Board Chair Dr. Deborah Goodwyn said, “What do you think about having the Parent Resource Center housed in the Student Education Building? Would that be a possibility so that we do have one building and then just have the Parent Resource Center housed in this one building?”

Bunn said she had thought of that possibility as well.

“And it may actually be a good option because then if you have parents in, doing things in the Parent Resource Building, you have, in essence, a basketball court right beside it,” she said, noting that children could be shooting basketball while their parents are busy in the PRB.

Board Member Brandon Rodgers asked SCPS Superintendent Dr. Gwendolyn P. Shannon, “Does that make sense in your head, thinking operationally, moving the Parent Resource Center from right beside Central Office to possibly over here at the high school?
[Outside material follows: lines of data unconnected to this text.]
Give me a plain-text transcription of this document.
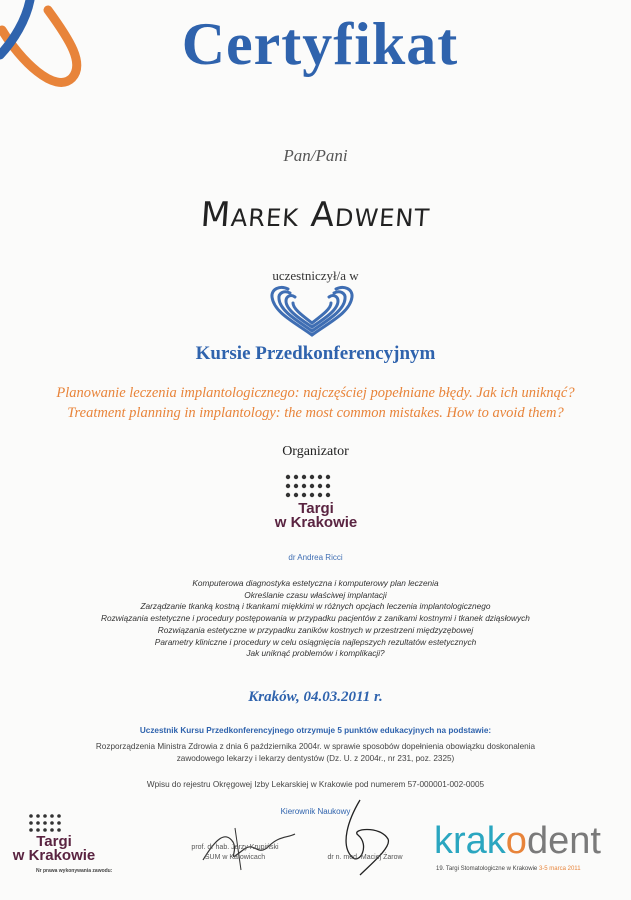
Certyfikat
Pan/Pani
Marek Adwent
uczestniczył/a w
Kursie Przedkonferencyjnym
Planowanie leczenia implantologicznego: najczęściej popełniane błędy. Jak ich uniknąć?
Treatment planning in implantology: the most common mistakes. How to avoid them?
Organizator
Targi
w Krakowie
dr Andrea Ricci
Komputerowa diagnostyka estetyczna i komputerowy plan leczenia
Określanie czasu właściwej implantacji
Zarządzanie tkanką kostną i tkankami miękkimi w różnych opcjach leczenia implantologicznego
Rozwiązania estetyczne i procedury postępowania w przypadku pacjentów z zanikami kostnymi i tkanek dziąsłowych
Rozwiązania estetyczne w przypadku zaników kostnych w przestrzeni międzyzębowej
Parametry kliniczne i procedury w celu osiągnięcia najlepszych rezultatów estetycznych
Jak uniknąć problemów i komplikacji?
Kraków, 04.03.2011 r.
Uczestnik Kursu Przedkonferencyjnego otrzymuje 5 punktów edukacyjnych na podstawie:
Rozporządzenia Ministra Zdrowia z dnia 6 października 2004r. w sprawie sposobów dopełnienia obowiązku doskonalenia
zawodowego lekarzy i lekarzy dentystów (Dz. U. z 2004r., nr 231, poz. 2325)
Wpisu do rejestru Okręgowej Izby Lekarskiej w Krakowie pod numerem 57-000001-002-0005
Kierownik Naukowy
prof. dr hab. Jerzy Krupiński
SUM w Katowicach	dr n. med. Maciej Żarow
Targi
w Krakowie
Nr prawa wykonywania zawodu:
krakodent
19. Targi Stomatologiczne w Krakowie 3-5 marca 2011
Could that be something that works?”

Shannon expressed support for the idea of not trying to do two projects that lack key features, like air conditioning, and she noted how combining the projects could make the one building more child-friendly.

“I really do think that we should do one project well,” she said.

Rodgers also asked if the grant money funding the two building projects would still be available if the two projects were combined into one.

“As far as the funding is concerned, that would require some type of an amendment, and I really can’t speak to whether or not the state would or would not approve an amendment of that type,” Shannon said.

Bunn said, “If we put the Parent Resource Center in (the Student Health & Education Building), it may be easier to amend it because we’d still be doing both projects, we’re just combining them on the same site, if we were to go (with) that option.”

“I agree that perhaps we could make a case for housing the Parent Resource Center in the education building,” Goodwyn said. “And again, to me, it makes sense to put them together. It would be good use of the space. It could make it more child-friendly. It would give the Parent Resource Center a larger space; if they wanted to have larger, group activities, they would have the space to do that. It would have space for small meetings, so we would be satisfying the same need that we proposed before with just housing everything in this one building that has air conditioning, and I think it makes everything more functional.”

Rodgers asked Bower if it would be possible to do what the board was proposing on the previously agreed upon schedule.

Bower said that was a good question and noted that the firm would begin work on this new proposal the next morning and would make every effort to complete the project on time.

Shannon and Bower discussed increasing the square footage of the Student Health & Education Building under the assumption that the space previously set to have been the weight room will now be the Parent Resource Center.

Goodwyn established an ad hoc facilities committee, asking Bunn to serve as the chair and Rodgers to serve as the second committee member from the board. They both agreed to the roles.

“So then, yes, we will have the facilities committee that would work with the superintendent and her designated architect to move this along so that we will be on budget and on time,” Goodwyn said. “And these two persons will be empowered to represent the board.”